The clock struck midnight shortly after LSU made it back from New Orleans on Tuesday night. Sometime after Antoine Duplantis sat in Paul Mainieri’s office with tears welling up in his eyes.
Hours earlier Duplantis had grounded out softly to first base with the tying runs in scoring position to end a frustrating 3-1 loss to UL-Lafayette in the Wally Pontiff Jr. Classic.
The topic of discussion wasn’t so much the result — baseball is a game of failure after all, especially when it comes to hitting — but that Duplantis had gotten away from what makes him a prolific hitter in a moment when the game was on the line.
“We talked about those key at-bats that I’ve had success with in my past and getting back to what I was trying to do in those moments,” Duplantis said. “Just try to carry those over to my future at-bats. I was pretty upset. I’ve had some key at-bats that haven’t gone the way I want to. It’s not really the result I’ve been upset with, it’s the way I’ve approached those at-bats.”
His most recent at-bat was still fresh in his mind the next afternoon.
Duplantis was sitting on a changeup from Cajun closer Logan Stoelke with first base open. He took back-to-back changeups to get ahead in the count, but then he went hunting a 2-0 fastball and got caught out in front of a third straight changeup, meekly pulling it to end the game.
“He has to have a better approach in that situation right there, and he knows it,” Mainieri said. “I had him in my office at 12:30 in the morning and we were talking about it. The kid was in tears because he felt he let his team down.
“I said ‘Antoine, you never have to feel like you let your team down. You epitomize what a baseball player at LSU should be, but what you need to do is have a better approach in that situation and know what pitchers are trying to do to you because your reputation proceeds itself.”
That at-bat is a microcosm for what Mainieri believes is holding his team back up to this point of the season. Even Duplantis, the most accomplished hitter on a young, injury-riddled team, has struggled to translate gameplan into action at the plate in the game’s most critical moments.
Duplantis is just about the only marquee position player on LSU’s roster that hasn’t gone done with an injury at some point this season, but the Tigers are still fourth in the Southeastern Conference in hitting with a team batting average of .299.
However, as Mainieri noted, all those hits only add up to LSU being No. 11 in the league in runs scored. Those failures to get hits in big spots are underscored by the fact that six of LSU’s past seven losses have come by two runs or fewer.

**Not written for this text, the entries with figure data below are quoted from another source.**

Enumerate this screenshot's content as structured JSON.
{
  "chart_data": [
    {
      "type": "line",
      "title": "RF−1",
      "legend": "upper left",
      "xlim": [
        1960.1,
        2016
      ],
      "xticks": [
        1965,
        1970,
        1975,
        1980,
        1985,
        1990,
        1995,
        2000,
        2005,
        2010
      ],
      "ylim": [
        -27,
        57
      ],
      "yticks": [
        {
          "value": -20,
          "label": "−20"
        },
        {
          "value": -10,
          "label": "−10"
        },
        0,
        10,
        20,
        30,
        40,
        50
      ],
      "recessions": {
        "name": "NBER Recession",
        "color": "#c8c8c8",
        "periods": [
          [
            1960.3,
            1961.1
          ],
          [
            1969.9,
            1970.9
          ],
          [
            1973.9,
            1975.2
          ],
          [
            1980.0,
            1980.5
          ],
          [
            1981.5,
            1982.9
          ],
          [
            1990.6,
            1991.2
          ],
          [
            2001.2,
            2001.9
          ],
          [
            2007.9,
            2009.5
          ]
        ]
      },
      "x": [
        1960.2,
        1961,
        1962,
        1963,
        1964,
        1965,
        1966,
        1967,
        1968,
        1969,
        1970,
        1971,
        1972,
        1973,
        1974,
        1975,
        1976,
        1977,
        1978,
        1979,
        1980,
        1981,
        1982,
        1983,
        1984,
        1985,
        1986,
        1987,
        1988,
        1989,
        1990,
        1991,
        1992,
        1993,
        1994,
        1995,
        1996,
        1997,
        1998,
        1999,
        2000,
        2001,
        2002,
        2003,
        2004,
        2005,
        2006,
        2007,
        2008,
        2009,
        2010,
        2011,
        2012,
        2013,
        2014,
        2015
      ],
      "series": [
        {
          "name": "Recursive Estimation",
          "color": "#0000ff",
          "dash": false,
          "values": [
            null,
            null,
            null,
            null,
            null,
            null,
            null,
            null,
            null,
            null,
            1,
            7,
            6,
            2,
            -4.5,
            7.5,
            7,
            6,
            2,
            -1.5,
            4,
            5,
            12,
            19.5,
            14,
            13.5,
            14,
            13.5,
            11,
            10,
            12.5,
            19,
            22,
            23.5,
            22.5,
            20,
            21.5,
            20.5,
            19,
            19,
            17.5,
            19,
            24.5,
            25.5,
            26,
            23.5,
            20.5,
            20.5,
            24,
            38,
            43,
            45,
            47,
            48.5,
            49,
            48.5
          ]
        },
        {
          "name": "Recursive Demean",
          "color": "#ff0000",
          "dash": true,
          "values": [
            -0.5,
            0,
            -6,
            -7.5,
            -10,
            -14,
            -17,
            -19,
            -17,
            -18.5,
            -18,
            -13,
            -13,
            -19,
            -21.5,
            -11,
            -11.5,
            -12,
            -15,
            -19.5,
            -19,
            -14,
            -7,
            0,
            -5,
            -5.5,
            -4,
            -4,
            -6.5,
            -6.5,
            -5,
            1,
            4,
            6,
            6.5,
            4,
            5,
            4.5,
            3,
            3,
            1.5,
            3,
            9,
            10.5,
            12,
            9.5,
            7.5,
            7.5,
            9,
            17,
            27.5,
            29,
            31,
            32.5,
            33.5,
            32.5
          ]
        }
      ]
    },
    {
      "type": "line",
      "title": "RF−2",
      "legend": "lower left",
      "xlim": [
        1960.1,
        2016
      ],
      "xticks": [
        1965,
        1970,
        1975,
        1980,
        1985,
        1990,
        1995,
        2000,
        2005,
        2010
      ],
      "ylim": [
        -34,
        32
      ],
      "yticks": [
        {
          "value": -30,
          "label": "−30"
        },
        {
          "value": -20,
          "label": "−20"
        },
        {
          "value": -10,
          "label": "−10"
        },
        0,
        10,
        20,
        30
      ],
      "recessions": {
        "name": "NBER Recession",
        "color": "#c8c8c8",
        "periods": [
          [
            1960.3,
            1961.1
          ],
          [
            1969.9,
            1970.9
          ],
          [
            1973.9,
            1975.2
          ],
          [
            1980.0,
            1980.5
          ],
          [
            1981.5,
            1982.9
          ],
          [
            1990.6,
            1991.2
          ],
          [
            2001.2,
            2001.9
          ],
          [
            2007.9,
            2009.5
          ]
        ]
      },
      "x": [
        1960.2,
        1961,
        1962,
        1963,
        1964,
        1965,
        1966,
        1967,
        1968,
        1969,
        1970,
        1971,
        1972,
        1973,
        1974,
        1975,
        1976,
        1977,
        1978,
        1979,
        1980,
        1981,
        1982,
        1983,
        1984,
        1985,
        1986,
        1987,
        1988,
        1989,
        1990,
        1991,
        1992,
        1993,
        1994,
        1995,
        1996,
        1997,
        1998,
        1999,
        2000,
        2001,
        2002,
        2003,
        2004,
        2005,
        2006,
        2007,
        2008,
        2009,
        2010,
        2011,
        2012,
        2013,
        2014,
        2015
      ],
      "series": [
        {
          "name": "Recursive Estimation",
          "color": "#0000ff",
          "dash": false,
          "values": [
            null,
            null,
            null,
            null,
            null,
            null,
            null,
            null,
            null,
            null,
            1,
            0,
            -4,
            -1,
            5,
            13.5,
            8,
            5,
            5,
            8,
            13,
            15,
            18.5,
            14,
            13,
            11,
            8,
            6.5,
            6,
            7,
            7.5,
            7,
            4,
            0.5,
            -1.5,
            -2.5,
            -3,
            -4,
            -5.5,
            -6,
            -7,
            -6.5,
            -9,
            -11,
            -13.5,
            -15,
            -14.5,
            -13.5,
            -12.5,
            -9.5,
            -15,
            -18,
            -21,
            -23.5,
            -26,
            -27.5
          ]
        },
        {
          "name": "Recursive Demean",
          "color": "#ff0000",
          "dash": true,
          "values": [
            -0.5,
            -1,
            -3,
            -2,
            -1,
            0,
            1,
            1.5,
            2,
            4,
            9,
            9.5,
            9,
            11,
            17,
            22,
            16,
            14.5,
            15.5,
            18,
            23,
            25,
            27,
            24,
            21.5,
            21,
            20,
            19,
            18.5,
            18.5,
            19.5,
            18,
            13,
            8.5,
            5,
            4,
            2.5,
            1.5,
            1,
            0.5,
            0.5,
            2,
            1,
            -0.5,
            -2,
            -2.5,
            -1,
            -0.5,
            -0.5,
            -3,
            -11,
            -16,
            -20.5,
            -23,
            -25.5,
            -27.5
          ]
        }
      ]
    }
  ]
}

“That’s just unacceptable,” Mainieri said. “The thing we’ve always prided ourselves on at LSU has been the toughest team, the most hard-nosed team, the team that hits in the clutch the most. This type of numbers illustrates the opposite of that. We get the hits when it doesn’t matter.”
The coach is still searching for the answer to reversing that trend at the moment, but he believes its more a matter of maturity and sticking to preparation than a lack of intensity or a fear of the big spot.
For instance, LSU’s scouting report on UL-Lafayette lefty Austin Perrin was that he threw more changeups than fastballs, but hitter after hitter got themselves out swinging for the fences as the soft-tossing lefty navigated his way through 3.1 innings of shutout relief to protect a two-run lead.
“Your season is defined by the one- and two-run games, and that’s really hitting us right now,” outfielder Beau Jordan said. “We’ve just got to be better.”
“You can’t go up there expecting something or hoping for a pitch you’re not going to get,” Duplantis added. “You shouldn’t go up there trying to pull inside fastballs for homers if all you’re going to get is changeups away.”
LSU (16-10, 3-3 SEC) won’t have to wait long before getting a chance to make those corrections. The Tigers host arch rival Mississippi State (13-13, 1-5 SEC) for a three-game series set to get underway at Alex Box Stadium on Wednesday night.
The degree of difficulty won’t be any easier this weekend as LSU prepares to face two of the toughest lefties in the SEC, Konnor Pilkington and Ethan Small. The duo may have a combined record of 2-5, but they’ve pitched to a cumulative 2.26 ERA in 67.2 innings with 94 strikeouts.